In the company’s filing with the Hong Kong Stock Exchange on Tuesday, Lenovo chairman and chief executive Yang Yuanqing said net proceeds from the bond issue would be used for general corporate purposes, including working capital and to fund any acquisition activities.
The bond sale comes as Lenovo is working on completing two deals and so it could help address worries about the company’s capital base. In late January, the firm said it would spend $2.9 billion to buy Google’s Motorola handset business after saying it would acquire IBM’s low end server unit for $2.3 billion earlier that month.
“Lenovo needs the money and they raised this bond to cover the acquisitions although they have cash on balance sheet,” said a Hong Kong-based equity analyst. “From shareholders’ perspective this is viewed as a positive as it increases Lenovo’s flexibility in terms of tapping alternative funding sources.”
Equity analysts expect the two acquisitions, part of Lenovo’s efforts to diversify beyond PCs, to be completed in December this year.
Last June, Lenovo conducted roadshows in Hong Kong, Singapore and London, prompting expectations that it would soon tap the market for its first dollar-denominated issue. However, the summer months of 2013 were primarily a victim of ongoing US Federal Reserve talk of a potential tapering, which caused Asia debt markets to shut down, triggering Lenovo to postpone its bond deal.
Large investor demand
As a result of its ambition to expand its business operations, high-quality investors scrambled for Lenovo’s paper, which is also the largest ever single tranche senior Reg S-only bond offering in the Asian tech sector, according to Dealogic data.
The transaction, which has a yield of 4.741%, received an order book of more than $8 billion from more than 400 accounts, according to sources close to the deal. Such strong demand enabled the deal to be priced 20bp tighter from initial price estimates of Treasuries plus 320bp area.

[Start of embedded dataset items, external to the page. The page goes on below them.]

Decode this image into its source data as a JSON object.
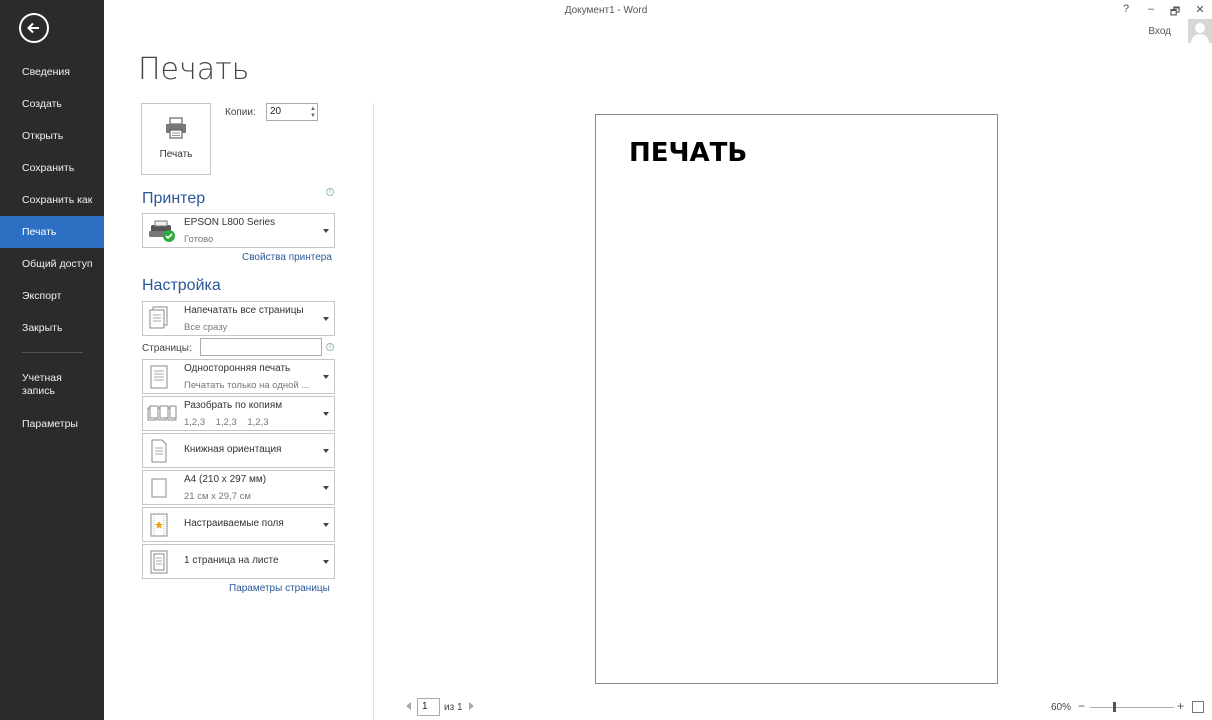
{
  "window": {
    "title": "Документ1 - Word",
    "help": "?",
    "minimize": "–",
    "restore": "🗗",
    "close": "✕",
    "login": "Вход"
  },
  "sidebar": {
    "items": [
      {
        "label": "Сведения"
      },
      {
        "label": "Создать"
      },
      {
        "label": "Открыть"
      },
      {
        "label": "Сохранить"
      },
      {
        "label": "Сохранить как"
      },
      {
        "label": "Печать",
        "active": true
      },
      {
        "label": "Общий доступ"
      },
      {
        "label": "Экспорт"
      },
      {
        "label": "Закрыть"
      }
    ],
    "account_line1": "Учетная",
    "account_line2": "запись",
    "options": "Параметры"
  },
  "print": {
    "title": "Печать",
    "button_label": "Печать",
    "copies_label": "Копии:",
    "copies_value": "20"
  },
  "printer": {
    "heading": "Принтер",
    "name": "EPSON L800 Series",
    "status": "Готово",
    "properties_link": "Свойства принтера"
  },
  "settings": {
    "heading": "Настройка",
    "pages_label": "Страницы:",
    "page_setup_link": "Параметры страницы",
    "items": [
      {
        "line1": "Напечатать все страницы",
        "line2": "Все сразу"
      },
      {
        "line1": "Односторонняя печать",
        "line2": "Печатать только на одной ..."
      },
      {
        "line1": "Разобрать по копиям",
        "line2": "1,2,3    1,2,3    1,2,3"
      },
      {
        "line1": "Книжная ориентация",
        "line2": ""
      },
      {
        "line1": "А4 (210 x 297 мм)",
        "line2": "21 см x 29,7 см"
      },
      {
        "line1": "Настраиваемые поля",
        "line2": ""
      },
      {
        "line1": "1 страница на листе",
        "line2": ""
      }
    ]
  },
  "preview": {
    "text": "ПЕЧАТЬ",
    "current_page": "1",
    "of_pages": "из 1",
    "zoom": "60%",
    "zoom_minus": "−",
    "zoom_plus": "+",
    "zoom_level": 0.29
  },
  "colors": {
    "sidebar_bg": "#2b2b2b",
    "active_bg": "#2d6fc2",
    "heading": "#2b579a"
  }
}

Asian investors subscribed to 83% of Lenovo’s paper, while 14% went to European investors and the rest went to US investors. Public institutions bought 47% of the notes, asset managers 35%, financial institutions 6%, private banks 6%, insurers 4% and pension funds 2%, according to a term sheet.
Comparables
Some of Lenovo’s closest comparables include A3/A+ rated Tencent bonds expiring in 2019 and A- rated Baidu notes expiring 2018 that were trading at a G-spread of 162bp and 147bp respectively, according to bankers familiar with the deal. Other comparables include B1/B+/B+ rated Dell bonds maturing in 2019 that were trading at a G-spread of 326bp.
Lenovo’s issuance joins the flood of other dollar-denominated bonds that has surfaced in recent weeks, as borrowers sought to make use of the still-low interest rate environment. This caused April dollar DCM volumes to swell to a record-breaking $34.5 billion with 40 deals in Asia ex-Japan, according to Dealogic. Year-to-date volumes also touched a record high of $75.7 billion with 128 transactions in the region.
Currently hovering around the 2.7% level, the 10-year US Treasury yield has been trading within a narrow band of 20bp – between 2.6% and 2.8% - since January, according to Bloomberg. The yield has risen from 1.81% a year ago, though it is still less than the average during the past decade of 3.46%.
Citi was the sole global coordinator and joint bookrunner of Lenovo’s deal. Other bookrunners include ANZ, Bank of China, Barclays, Bank of America Merrill Lynch, BNP Paribas, Credit Suisse, DBS Bank, Mitsubishi UFJ Securities, Mizuho Securities, Royal Bank of Scotland and Standard Chartered.